The first performance of Lift Every Voice and Sing was on February 12, 1900, for an Abraham Lincoln birthday celebration. A choir group of 500 young school children from the Johnsons' hometown, Jacksonville, Florida, did the honors.
Johnson noted in some of his papers the agony and trauma he experienced while writing these lyrics. The reckoning with the pain and suffering of his people struggling in an unjust and racist society was overwhelming. Yet, through faith, hope, love and tears for his determined people and a belief that America would eventually keep her promises, he penned these words found in the three stanzas of Lift Every Voice and Sing.
Also, Johnson later shared his feelings of reward for seemingly a job well done after the presentations in this manner: “Shortly afterwards, my brother and I moved from Jacksonville to New York and the song passed out of our minds”, he writes. But the school children of Jacksonville kept singing it, they went off to other schools and sang it, they became teachers and taught it to other children. Within twenty years, it was being sung all over the South and in some other parts of the country…The lines of this song repay me in an elation, almost of exquisite anguish, whenever I hear them being sung by Negro children.”

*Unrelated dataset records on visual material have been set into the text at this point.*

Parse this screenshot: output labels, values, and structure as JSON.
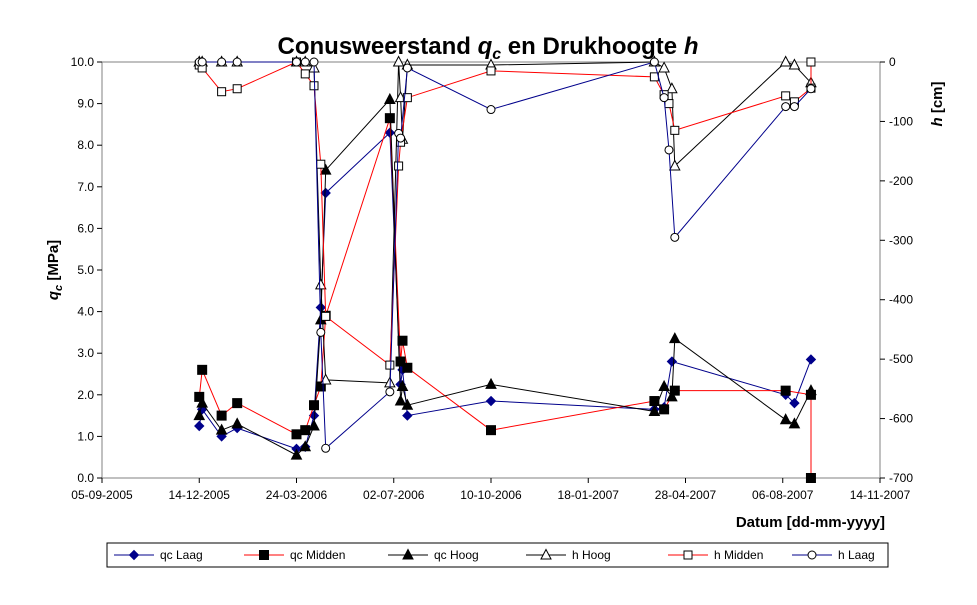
{
  "chart_data": {
    "type": "line",
    "title_parts": [
      "Conusweerstand ",
      "q",
      "c",
      "  en Drukhoogte ",
      "h"
    ],
    "ylabel_left_parts": [
      "q",
      "c",
      " [MPa]"
    ],
    "ylabel_right_parts": [
      "h",
      " [cm]"
    ],
    "xlabel": "Datum [dd-mm-yyyy]",
    "x_axis": {
      "min": "2005-09-05",
      "max": "2007-11-14",
      "ticks": [
        "2005-09-05",
        "2005-12-14",
        "2006-03-24",
        "2006-07-02",
        "2006-10-10",
        "2007-01-18",
        "2007-04-28",
        "2007-08-06",
        "2007-11-14"
      ],
      "tick_labels": [
        "05-09-2005",
        "14-12-2005",
        "24-03-2006",
        "02-07-2006",
        "10-10-2006",
        "18-01-2007",
        "28-04-2007",
        "06-08-2007",
        "14-11-2007"
      ]
    },
    "y_left": {
      "min": 0,
      "max": 10,
      "step": 1,
      "tick_labels": [
        "0.0",
        "1.0",
        "2.0",
        "3.0",
        "4.0",
        "5.0",
        "6.0",
        "7.0",
        "8.0",
        "9.0",
        "10.0"
      ]
    },
    "y_right": {
      "min": -700,
      "max": 0,
      "step": 100,
      "tick_labels": [
        "-700",
        "-600",
        "-500",
        "-400",
        "-300",
        "-200",
        "-100",
        "0"
      ]
    },
    "grid": false,
    "legend_position": "bottom",
    "series": [
      {
        "name": "qc Laag",
        "axis": "left",
        "color": "#00008B",
        "marker": "diamond-filled",
        "points": [
          [
            "2005-12-14",
            1.25
          ],
          [
            "2005-12-17",
            1.65
          ],
          [
            "2006-01-06",
            1.0
          ],
          [
            "2006-01-22",
            1.2
          ],
          [
            "2006-03-24",
            0.7
          ],
          [
            "2006-04-02",
            0.75
          ],
          [
            "2006-04-11",
            1.5
          ],
          [
            "2006-04-18",
            4.1
          ],
          [
            "2006-04-23",
            6.85
          ],
          [
            "2006-06-28",
            8.3
          ],
          [
            "2006-07-09",
            2.25
          ],
          [
            "2006-07-11",
            2.6
          ],
          [
            "2006-07-16",
            1.5
          ],
          [
            "2006-10-10",
            1.85
          ],
          [
            "2007-03-27",
            1.65
          ],
          [
            "2007-04-06",
            1.7
          ],
          [
            "2007-04-14",
            2.8
          ],
          [
            "2007-08-09",
            2.0
          ],
          [
            "2007-08-18",
            1.8
          ],
          [
            "2007-09-04",
            2.85
          ]
        ]
      },
      {
        "name": "qc Midden",
        "axis": "left",
        "color": "#FF0000",
        "marker": "square-filled",
        "points": [
          [
            "2005-12-14",
            1.95
          ],
          [
            "2005-12-17",
            2.6
          ],
          [
            "2006-01-06",
            1.5
          ],
          [
            "2006-01-22",
            1.8
          ],
          [
            "2006-03-24",
            1.05
          ],
          [
            "2006-04-02",
            1.15
          ],
          [
            "2006-04-11",
            1.75
          ],
          [
            "2006-04-18",
            2.2
          ],
          [
            "2006-04-23",
            3.9
          ],
          [
            "2006-06-28",
            8.65
          ],
          [
            "2006-07-09",
            2.8
          ],
          [
            "2006-07-11",
            3.3
          ],
          [
            "2006-07-16",
            2.65
          ],
          [
            "2006-10-10",
            1.15
          ],
          [
            "2007-03-27",
            1.85
          ],
          [
            "2007-04-06",
            1.65
          ],
          [
            "2007-04-17",
            2.1
          ],
          [
            "2007-08-09",
            2.1
          ],
          [
            "2007-09-04",
            2.0
          ],
          [
            "2007-09-04",
            0.0
          ]
        ]
      },
      {
        "name": "qc Hoog",
        "axis": "left",
        "color": "#000000",
        "marker": "triangle-filled",
        "points": [
          [
            "2005-12-14",
            1.5
          ],
          [
            "2005-12-17",
            1.8
          ],
          [
            "2006-01-06",
            1.15
          ],
          [
            "2006-01-22",
            1.3
          ],
          [
            "2006-03-24",
            0.55
          ],
          [
            "2006-04-02",
            0.75
          ],
          [
            "2006-04-11",
            1.25
          ],
          [
            "2006-04-18",
            3.8
          ],
          [
            "2006-04-23",
            7.4
          ],
          [
            "2006-06-28",
            9.1
          ],
          [
            "2006-07-09",
            1.85
          ],
          [
            "2006-07-11",
            2.2
          ],
          [
            "2006-07-16",
            1.75
          ],
          [
            "2006-10-10",
            2.25
          ],
          [
            "2007-03-27",
            1.6
          ],
          [
            "2007-04-06",
            2.2
          ],
          [
            "2007-04-14",
            1.95
          ],
          [
            "2007-04-17",
            3.35
          ],
          [
            "2007-08-09",
            1.4
          ],
          [
            "2007-08-18",
            1.3
          ],
          [
            "2007-09-04",
            2.1
          ]
        ]
      },
      {
        "name": "h Hoog",
        "axis": "right",
        "color": "#000000",
        "marker": "triangle-open",
        "points": [
          [
            "2005-12-14",
            0
          ],
          [
            "2005-12-17",
            0
          ],
          [
            "2006-01-06",
            0
          ],
          [
            "2006-01-22",
            0
          ],
          [
            "2006-03-24",
            0
          ],
          [
            "2006-04-02",
            0
          ],
          [
            "2006-04-11",
            -10
          ],
          [
            "2006-04-18",
            -375
          ],
          [
            "2006-04-23",
            -535
          ],
          [
            "2006-06-28",
            -540
          ],
          [
            "2006-07-07",
            0
          ],
          [
            "2006-07-09",
            -60
          ],
          [
            "2006-07-11",
            -130
          ],
          [
            "2006-07-16",
            -5
          ],
          [
            "2006-10-10",
            -5
          ],
          [
            "2007-03-27",
            0
          ],
          [
            "2007-04-06",
            -10
          ],
          [
            "2007-04-14",
            -45
          ],
          [
            "2007-04-17",
            -175
          ],
          [
            "2007-08-09",
            0
          ],
          [
            "2007-08-18",
            -5
          ],
          [
            "2007-09-04",
            -35
          ]
        ]
      },
      {
        "name": "h Midden",
        "axis": "right",
        "color": "#FF0000",
        "marker": "square-open",
        "points": [
          [
            "2005-12-14",
            -5
          ],
          [
            "2005-12-17",
            -10
          ],
          [
            "2006-01-06",
            -50
          ],
          [
            "2006-01-22",
            -45
          ],
          [
            "2006-03-24",
            0
          ],
          [
            "2006-04-02",
            -20
          ],
          [
            "2006-04-11",
            -40
          ],
          [
            "2006-04-18",
            -172
          ],
          [
            "2006-04-23",
            -428
          ],
          [
            "2006-06-28",
            -510
          ],
          [
            "2006-07-07",
            -175
          ],
          [
            "2006-07-09",
            -135
          ],
          [
            "2006-07-16",
            -60
          ],
          [
            "2006-10-10",
            -15
          ],
          [
            "2007-03-27",
            -25
          ],
          [
            "2007-04-06",
            -55
          ],
          [
            "2007-04-11",
            -70
          ],
          [
            "2007-04-17",
            -115
          ],
          [
            "2007-08-09",
            -57
          ],
          [
            "2007-08-18",
            -67
          ],
          [
            "2007-09-04",
            -44
          ],
          [
            "2007-09-04",
            0
          ]
        ]
      },
      {
        "name": "h Laag",
        "axis": "right",
        "color": "#00008B",
        "marker": "circle-open",
        "points": [
          [
            "2005-12-14",
            0
          ],
          [
            "2005-12-17",
            0
          ],
          [
            "2006-01-06",
            0
          ],
          [
            "2006-01-22",
            0
          ],
          [
            "2006-03-24",
            0
          ],
          [
            "2006-04-02",
            0
          ],
          [
            "2006-04-11",
            0
          ],
          [
            "2006-04-18",
            -455
          ],
          [
            "2006-04-23",
            -650
          ],
          [
            "2006-06-28",
            -555
          ],
          [
            "2006-07-07",
            -120
          ],
          [
            "2006-07-09",
            -128
          ],
          [
            "2006-07-16",
            -10
          ],
          [
            "2006-10-10",
            -80
          ],
          [
            "2007-03-27",
            0
          ],
          [
            "2007-04-06",
            -60
          ],
          [
            "2007-04-11",
            -148
          ],
          [
            "2007-04-17",
            -295
          ],
          [
            "2007-08-09",
            -75
          ],
          [
            "2007-08-18",
            -75
          ],
          [
            "2007-09-04",
            -45
          ]
        ]
      }
    ]
  }
}
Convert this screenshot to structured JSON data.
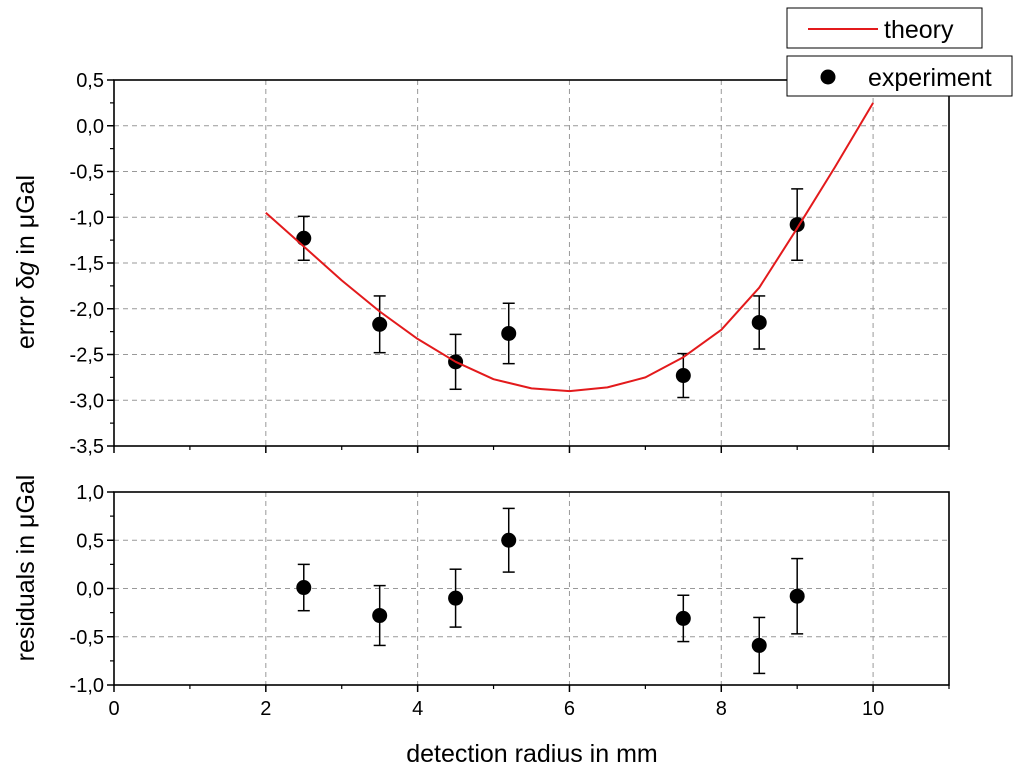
{
  "chart_data": [
    {
      "type": "scatter",
      "panel": "top",
      "ylabel_prefix": "error δ",
      "ylabel_var": "g",
      "ylabel_suffix": " in μGal",
      "xlim": [
        0,
        11
      ],
      "ylim": [
        -3.5,
        0.5
      ],
      "yticks": [
        -3.5,
        -3.0,
        -2.5,
        -2.0,
        -1.5,
        -1.0,
        -0.5,
        0.0,
        0.5
      ],
      "ytick_labels": [
        "-3,5",
        "-3,0",
        "-2,5",
        "-2,0",
        "-1,5",
        "-1,0",
        "-0,5",
        "0,0",
        "0,5"
      ],
      "grid": true,
      "series": [
        {
          "name": "experiment",
          "color": "#000000",
          "x": [
            2.5,
            3.5,
            4.5,
            5.2,
            7.5,
            8.5,
            9.0
          ],
          "y": [
            -1.23,
            -2.17,
            -2.58,
            -2.27,
            -2.73,
            -2.15,
            -1.08
          ],
          "yerr": [
            0.24,
            0.31,
            0.3,
            0.33,
            0.24,
            0.29,
            0.39
          ]
        },
        {
          "name": "theory",
          "color": "#e31a1c",
          "type": "line",
          "x": [
            2.0,
            2.5,
            3.0,
            3.5,
            4.0,
            4.5,
            5.0,
            5.5,
            6.0,
            6.5,
            7.0,
            7.5,
            8.0,
            8.5,
            9.0,
            9.5,
            10.0
          ],
          "y": [
            -0.95,
            -1.32,
            -1.69,
            -2.03,
            -2.33,
            -2.58,
            -2.77,
            -2.87,
            -2.9,
            -2.86,
            -2.75,
            -2.53,
            -2.23,
            -1.77,
            -1.12,
            -0.45,
            0.25
          ]
        }
      ]
    },
    {
      "type": "scatter",
      "panel": "bottom",
      "xlabel": "detection radius in mm",
      "ylabel": "residuals in μGal",
      "xlim": [
        0,
        11
      ],
      "ylim": [
        -1.0,
        1.0
      ],
      "xticks": [
        0,
        2,
        4,
        6,
        8,
        10
      ],
      "xtick_labels": [
        "0",
        "2",
        "4",
        "6",
        "8",
        "10"
      ],
      "yticks": [
        -1.0,
        -0.5,
        0.0,
        0.5,
        1.0
      ],
      "ytick_labels": [
        "-1,0",
        "-0,5",
        "0,0",
        "0,5",
        "1,0"
      ],
      "grid": true,
      "series": [
        {
          "name": "experiment",
          "color": "#000000",
          "x": [
            2.5,
            3.5,
            4.5,
            5.2,
            7.5,
            8.5,
            9.0
          ],
          "y": [
            0.01,
            -0.28,
            -0.1,
            0.5,
            -0.31,
            -0.59,
            -0.08
          ],
          "yerr": [
            0.24,
            0.31,
            0.3,
            0.33,
            0.24,
            0.29,
            0.39
          ]
        }
      ]
    }
  ],
  "legend": {
    "placement": "top-right",
    "entries": [
      {
        "label": "theory",
        "kind": "line",
        "color": "#e31a1c"
      },
      {
        "label": "experiment",
        "kind": "marker",
        "color": "#000000"
      }
    ]
  }
}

In 1919, the NAACP proclaimed this cherished song as the Negro National Anthem. (This was a full 12 years before the Star-Spangled Banner was adopted as the national anthem under President Herbert Hoover). It became a part of the African American worship tradition and was included in white church hymnals as well. It was a very loving faith-based song recognizing the Black struggle and painful history, but it showed courage, hope, resilience, and perseverance as well.
It has become a “pillar of African American culture” and is relevant today.